Web 2.0 in this sense means using XML to expose data structures, file formats, and services such as feeds. Web 3.0 means going further to expose and link the concepts and relationships found in data structures, file formats, documents, and web pages using semantic web and natural language technologies.
RECOVERY.GOV
Tracking, making sense, and assessing the stimulus program requires other kinds of data that provided today in recovery.gov.
The Obama administration values openness, transparency, collaboration, and connected governance. This is a big topic, especially given the scale of the Federal government (the scope of policy, information, and services that it deals with) and the number of individual citizens, media and social media, private companies, non-profit organizations, localities, states and regional organizations involved in one way or another with the stimulus program.
The Recovery.gov site is intended to enable people (citizens, investigative journalists, interest groups, government employees, … anyone) to find out how recovery funds are being spent and what we are getting for their money. Today, information being reported by agencies is limited. It encompasses the program areas authorized, and the funds obligated by the agency. But, not how the money is being used, and what is being accomplished with the funds.
So, this is not enough information to enable us to know whether any part of the stimulus program is working. We need to link obligation data from agencies with other sources that will enable us to track who is actually spending the money, where they are spending it, what they are spending it on, how they are spending it, and most importantly, what measurable results we are able to see coming from the monies spent. Where does this data come from? Some will come from Recovery.gov, but much more will come from sources outside of the recovery.gov spreadsheets. So, we need ways to connect information from disparate sources together, if we are going to follow the money from authorized program to use of funds to reported result.
Also, to investigate and analyze recovery initiatives, we need data that allows citizens to go deeper than mere surface reports. Creating 200 jobs in a town of 100 people would be suspicious. Creating 200 jobs in a locality that needs 2 million would be insignificant, hence a failure. We need to see recovery programs, spending, and accomplishments in the context of local statistical data and demographics. Sources of local information will be important in assessing the performance of specific projects. Data that enables citizens to gauge whether funds are being wasted or used fraudulently will come from varied public and private sources, e.g., internet social media, news feeds. We need transparency all the way into each specific project, and across its life cycle.
The idea is to take a “data.gov approach to recovery.gov” and to implement it using Web 2.0 and Web 3.0 techniques. Web 2.0 in this sense means using XML to expose data structures, file formats, and services such as feeds. Web 3.0 means going further to expose and link the concepts and relationships found in data structures, file formats, documents, and web pages using semantic web and natural language technologies.
For additional background on the role of cloud computing, web 2.0 and web 2.0 semantic technologies in implementing Obama administration themes of transparent, open, and collaborative e-governance, see the following presentation:
DATA.GOV
The Data.gov site is intended to provide a one-stop location where citizens (and their machines) can gain access to public information in a usable form.

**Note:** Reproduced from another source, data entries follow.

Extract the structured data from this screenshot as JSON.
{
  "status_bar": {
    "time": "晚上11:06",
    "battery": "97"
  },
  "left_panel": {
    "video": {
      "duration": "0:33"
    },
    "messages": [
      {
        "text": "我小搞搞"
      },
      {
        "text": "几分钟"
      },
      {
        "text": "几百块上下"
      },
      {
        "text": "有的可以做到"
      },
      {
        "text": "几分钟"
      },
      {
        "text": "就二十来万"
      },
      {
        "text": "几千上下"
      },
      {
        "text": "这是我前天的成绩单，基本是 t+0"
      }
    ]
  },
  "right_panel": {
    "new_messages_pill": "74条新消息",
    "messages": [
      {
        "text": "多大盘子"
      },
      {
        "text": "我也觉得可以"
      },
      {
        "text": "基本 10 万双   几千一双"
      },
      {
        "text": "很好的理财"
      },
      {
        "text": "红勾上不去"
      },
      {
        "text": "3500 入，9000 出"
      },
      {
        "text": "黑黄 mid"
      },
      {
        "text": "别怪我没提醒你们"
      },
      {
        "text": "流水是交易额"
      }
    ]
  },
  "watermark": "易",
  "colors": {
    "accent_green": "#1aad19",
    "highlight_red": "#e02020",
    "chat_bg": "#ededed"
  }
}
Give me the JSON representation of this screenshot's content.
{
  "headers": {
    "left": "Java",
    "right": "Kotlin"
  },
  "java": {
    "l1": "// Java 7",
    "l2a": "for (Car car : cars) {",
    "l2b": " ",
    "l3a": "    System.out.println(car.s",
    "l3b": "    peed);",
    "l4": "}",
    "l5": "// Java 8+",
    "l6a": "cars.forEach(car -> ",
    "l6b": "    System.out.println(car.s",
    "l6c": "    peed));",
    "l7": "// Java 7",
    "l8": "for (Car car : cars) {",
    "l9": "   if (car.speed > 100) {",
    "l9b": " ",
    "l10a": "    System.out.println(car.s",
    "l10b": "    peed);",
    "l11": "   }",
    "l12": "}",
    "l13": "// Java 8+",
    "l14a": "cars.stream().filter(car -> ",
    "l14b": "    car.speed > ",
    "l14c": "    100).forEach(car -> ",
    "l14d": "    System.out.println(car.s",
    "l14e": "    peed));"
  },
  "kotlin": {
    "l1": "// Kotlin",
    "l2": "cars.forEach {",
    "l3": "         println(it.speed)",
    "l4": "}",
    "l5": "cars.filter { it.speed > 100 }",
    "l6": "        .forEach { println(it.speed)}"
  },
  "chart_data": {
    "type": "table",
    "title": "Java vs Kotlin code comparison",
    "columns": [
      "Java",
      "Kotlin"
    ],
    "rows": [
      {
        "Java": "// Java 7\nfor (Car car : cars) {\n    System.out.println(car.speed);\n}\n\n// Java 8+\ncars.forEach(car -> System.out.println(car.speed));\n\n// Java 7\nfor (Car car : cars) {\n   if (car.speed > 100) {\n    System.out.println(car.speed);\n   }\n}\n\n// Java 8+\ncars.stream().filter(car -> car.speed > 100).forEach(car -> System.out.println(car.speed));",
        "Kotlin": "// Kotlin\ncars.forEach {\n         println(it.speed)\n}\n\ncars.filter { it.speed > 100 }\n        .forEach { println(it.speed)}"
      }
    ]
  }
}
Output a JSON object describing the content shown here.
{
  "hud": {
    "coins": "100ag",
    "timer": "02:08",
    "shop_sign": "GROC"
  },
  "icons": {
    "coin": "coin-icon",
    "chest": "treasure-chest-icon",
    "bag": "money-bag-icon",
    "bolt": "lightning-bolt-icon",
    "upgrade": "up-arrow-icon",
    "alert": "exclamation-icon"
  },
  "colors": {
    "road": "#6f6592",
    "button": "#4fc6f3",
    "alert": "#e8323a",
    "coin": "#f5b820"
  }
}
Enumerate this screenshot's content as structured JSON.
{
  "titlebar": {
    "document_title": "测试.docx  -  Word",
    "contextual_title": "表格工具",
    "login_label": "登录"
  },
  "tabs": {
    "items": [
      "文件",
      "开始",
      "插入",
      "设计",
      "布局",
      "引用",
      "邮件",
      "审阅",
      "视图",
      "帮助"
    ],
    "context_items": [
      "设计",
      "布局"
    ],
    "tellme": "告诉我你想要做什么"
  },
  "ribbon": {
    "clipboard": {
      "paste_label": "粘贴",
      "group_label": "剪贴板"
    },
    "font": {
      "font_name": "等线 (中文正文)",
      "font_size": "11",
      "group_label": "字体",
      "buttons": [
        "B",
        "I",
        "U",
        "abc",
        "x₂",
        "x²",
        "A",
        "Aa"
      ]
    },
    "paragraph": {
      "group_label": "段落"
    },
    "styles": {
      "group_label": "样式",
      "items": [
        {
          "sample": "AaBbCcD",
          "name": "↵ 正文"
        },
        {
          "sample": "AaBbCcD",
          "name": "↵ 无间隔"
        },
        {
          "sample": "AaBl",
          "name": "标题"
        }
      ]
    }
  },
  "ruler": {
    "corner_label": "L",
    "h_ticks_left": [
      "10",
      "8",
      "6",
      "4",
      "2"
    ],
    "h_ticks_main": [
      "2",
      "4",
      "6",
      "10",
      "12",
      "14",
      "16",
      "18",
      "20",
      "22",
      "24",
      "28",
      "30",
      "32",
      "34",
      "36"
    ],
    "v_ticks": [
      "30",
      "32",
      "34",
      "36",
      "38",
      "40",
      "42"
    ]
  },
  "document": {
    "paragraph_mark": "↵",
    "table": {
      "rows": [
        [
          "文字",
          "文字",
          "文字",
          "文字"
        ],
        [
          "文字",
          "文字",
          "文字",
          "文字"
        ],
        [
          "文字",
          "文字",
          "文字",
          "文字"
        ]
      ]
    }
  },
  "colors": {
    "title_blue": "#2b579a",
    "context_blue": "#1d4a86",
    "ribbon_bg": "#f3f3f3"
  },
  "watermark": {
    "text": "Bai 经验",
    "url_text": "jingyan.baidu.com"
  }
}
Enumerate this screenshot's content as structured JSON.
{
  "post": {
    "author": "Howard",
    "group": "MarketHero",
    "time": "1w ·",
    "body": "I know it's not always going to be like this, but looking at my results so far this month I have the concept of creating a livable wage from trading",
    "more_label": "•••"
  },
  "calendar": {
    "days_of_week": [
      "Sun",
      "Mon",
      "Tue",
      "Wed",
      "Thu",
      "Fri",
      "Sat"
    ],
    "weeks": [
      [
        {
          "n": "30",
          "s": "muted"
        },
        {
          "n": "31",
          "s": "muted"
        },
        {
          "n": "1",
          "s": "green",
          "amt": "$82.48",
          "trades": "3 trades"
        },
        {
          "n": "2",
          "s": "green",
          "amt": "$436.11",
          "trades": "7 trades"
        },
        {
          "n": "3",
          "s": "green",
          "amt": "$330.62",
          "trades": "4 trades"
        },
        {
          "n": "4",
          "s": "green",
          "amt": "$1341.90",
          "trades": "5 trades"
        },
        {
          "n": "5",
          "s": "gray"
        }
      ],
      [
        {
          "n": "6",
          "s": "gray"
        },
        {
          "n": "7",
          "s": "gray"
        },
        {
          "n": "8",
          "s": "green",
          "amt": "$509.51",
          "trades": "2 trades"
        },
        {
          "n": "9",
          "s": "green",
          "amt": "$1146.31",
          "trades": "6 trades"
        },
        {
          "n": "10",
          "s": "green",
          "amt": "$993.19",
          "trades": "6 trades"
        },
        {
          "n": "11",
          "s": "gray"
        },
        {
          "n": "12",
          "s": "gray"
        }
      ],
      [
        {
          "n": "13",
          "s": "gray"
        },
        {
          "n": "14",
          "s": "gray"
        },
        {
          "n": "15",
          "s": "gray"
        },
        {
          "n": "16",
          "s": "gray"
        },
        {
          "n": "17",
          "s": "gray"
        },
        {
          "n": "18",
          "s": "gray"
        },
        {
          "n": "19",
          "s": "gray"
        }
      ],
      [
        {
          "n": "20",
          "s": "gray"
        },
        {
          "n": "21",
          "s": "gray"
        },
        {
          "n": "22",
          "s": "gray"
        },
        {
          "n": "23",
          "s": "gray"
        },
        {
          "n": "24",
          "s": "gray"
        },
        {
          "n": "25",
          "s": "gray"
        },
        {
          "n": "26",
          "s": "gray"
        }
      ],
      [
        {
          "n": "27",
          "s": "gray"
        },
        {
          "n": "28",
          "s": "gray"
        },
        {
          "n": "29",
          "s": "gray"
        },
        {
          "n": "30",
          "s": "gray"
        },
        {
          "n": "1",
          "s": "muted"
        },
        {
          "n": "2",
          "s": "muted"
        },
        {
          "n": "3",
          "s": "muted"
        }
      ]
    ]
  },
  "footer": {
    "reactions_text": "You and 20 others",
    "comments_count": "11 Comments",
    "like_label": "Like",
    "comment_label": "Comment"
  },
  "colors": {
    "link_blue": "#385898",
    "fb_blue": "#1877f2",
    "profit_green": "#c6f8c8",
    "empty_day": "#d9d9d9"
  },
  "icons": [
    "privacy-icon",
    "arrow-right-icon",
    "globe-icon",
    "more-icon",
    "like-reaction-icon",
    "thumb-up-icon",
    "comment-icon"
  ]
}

For data.gov to function, data providers need to expose five key categories on information that make transparency and accessibility operational for both people and machines, namely:
1 data set -- can be uploaded or remote
2 tagging or metadata about the data giving the structure of the data, provenance, etc.
3 definitions of what this metadata means (concepts, relationships, assertions, etc.), also "domain knowledge" explaining how to interpret it.
4 API or web services method of accessing the data, preferably REST-ful
5 URL where the data can be accessed.
The data for data.gov is to be selected and provided by all 25 agencies and 125 programs. The basic idea, in its simplest form, is to expose tables of information using XLM and provisioning data sets to the public using RSS feeds. The back-end concept is under discussion. One view is that agencies should expose data in some standard format that would be ported to some form of data.gov warehouse where it is made available through services. Another concept is that agencies should select from data they already make available on their websites, and provide a web services interface to enable data.gov to crawl the site and harvest the information needed. Trade-offs either way. Personally, I favor making fewer demands on agencies and handling conversion and interpretation issues as part of data.gov's value add.
Metadata, Tags & Semantics.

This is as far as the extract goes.